St. Ives had drugged poor Parsons. The water bottle had been doctored, and Parsons, in the joy of his victory, had swallowed enough of it to make him
sleep for half a day. We would get into the Strait before him, towing the bell, and when we did . . .
Parsons Bids Us Adieu
WE FOUND THE WATERS around the submerged machine alive with a half-dozen ships, all of them at anchor a good distance away. They had attached a buoy directly to it, to track it so as to avoid either losing it or coming too near it. We showed no hesitation at all, but steamed right up to the line. That was where I played my part, and played it tolerably well, I think.

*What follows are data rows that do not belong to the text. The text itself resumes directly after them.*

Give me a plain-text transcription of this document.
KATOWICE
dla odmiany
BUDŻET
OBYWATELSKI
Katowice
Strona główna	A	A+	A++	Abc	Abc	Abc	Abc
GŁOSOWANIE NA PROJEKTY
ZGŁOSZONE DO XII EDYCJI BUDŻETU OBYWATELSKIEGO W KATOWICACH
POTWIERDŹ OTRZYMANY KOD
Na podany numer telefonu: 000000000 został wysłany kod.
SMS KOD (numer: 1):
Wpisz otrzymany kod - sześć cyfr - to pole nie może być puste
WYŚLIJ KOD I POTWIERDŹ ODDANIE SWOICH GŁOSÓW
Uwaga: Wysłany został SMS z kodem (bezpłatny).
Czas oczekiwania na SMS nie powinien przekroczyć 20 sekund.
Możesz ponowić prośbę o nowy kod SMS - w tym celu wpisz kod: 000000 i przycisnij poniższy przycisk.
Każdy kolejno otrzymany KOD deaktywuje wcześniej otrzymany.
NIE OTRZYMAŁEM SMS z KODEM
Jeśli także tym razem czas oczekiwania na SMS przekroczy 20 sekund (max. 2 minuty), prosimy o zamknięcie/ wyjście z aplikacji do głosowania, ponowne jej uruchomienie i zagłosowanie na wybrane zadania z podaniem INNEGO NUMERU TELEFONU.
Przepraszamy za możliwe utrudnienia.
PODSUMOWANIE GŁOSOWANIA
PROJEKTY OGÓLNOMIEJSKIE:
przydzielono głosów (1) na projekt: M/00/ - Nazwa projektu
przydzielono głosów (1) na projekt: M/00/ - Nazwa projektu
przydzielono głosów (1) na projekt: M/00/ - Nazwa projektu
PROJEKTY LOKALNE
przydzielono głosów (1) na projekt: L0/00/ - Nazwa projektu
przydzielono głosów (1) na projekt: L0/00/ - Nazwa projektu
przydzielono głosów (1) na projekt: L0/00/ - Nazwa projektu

Up onto the deck I came, wearing an enormous white beard and wig and dressed in Parsons's clothes, which St. Ives had stolen from his room at the Apple. St. Ives stayed hidden; his face would excite suspicion in any of a number of people. He coached me, though, from inside a cabin, and together we bluffed our way through that line of ships with a lot of what sounded to me like convincing talk about having learned how to "disarm" the machine and having brought along a diving bell for the purpose.
Anyway, certain that I was Parsons, they let us through right enough, and we navigated as close to the buoy as we dared, then set out in the rowboat, towing the barge with the bell standing straddle-legged atop the deck, the jib crane attached to the barge now with brass carriage bolts, its chain pulled off and replaced entirely with heavy line. We would have to be quick, though. Uncle Botley had removed as much iron from the rowboat and barge as he could manage, but there was still the chance that if we didn't look sharp, the machine would start to tug out nails and would scuttle us.
Hasbro and I manned the oars—work that I was admirably suited to from my days of punting on the Thames. They must have been surprised, though, to see old Parsons hauling away like that, given that he was upward of eighty-five years old. The idea of it amused me, and I pulled all the harder, watching over my shoulder as we drew slowly nearer to the buoy.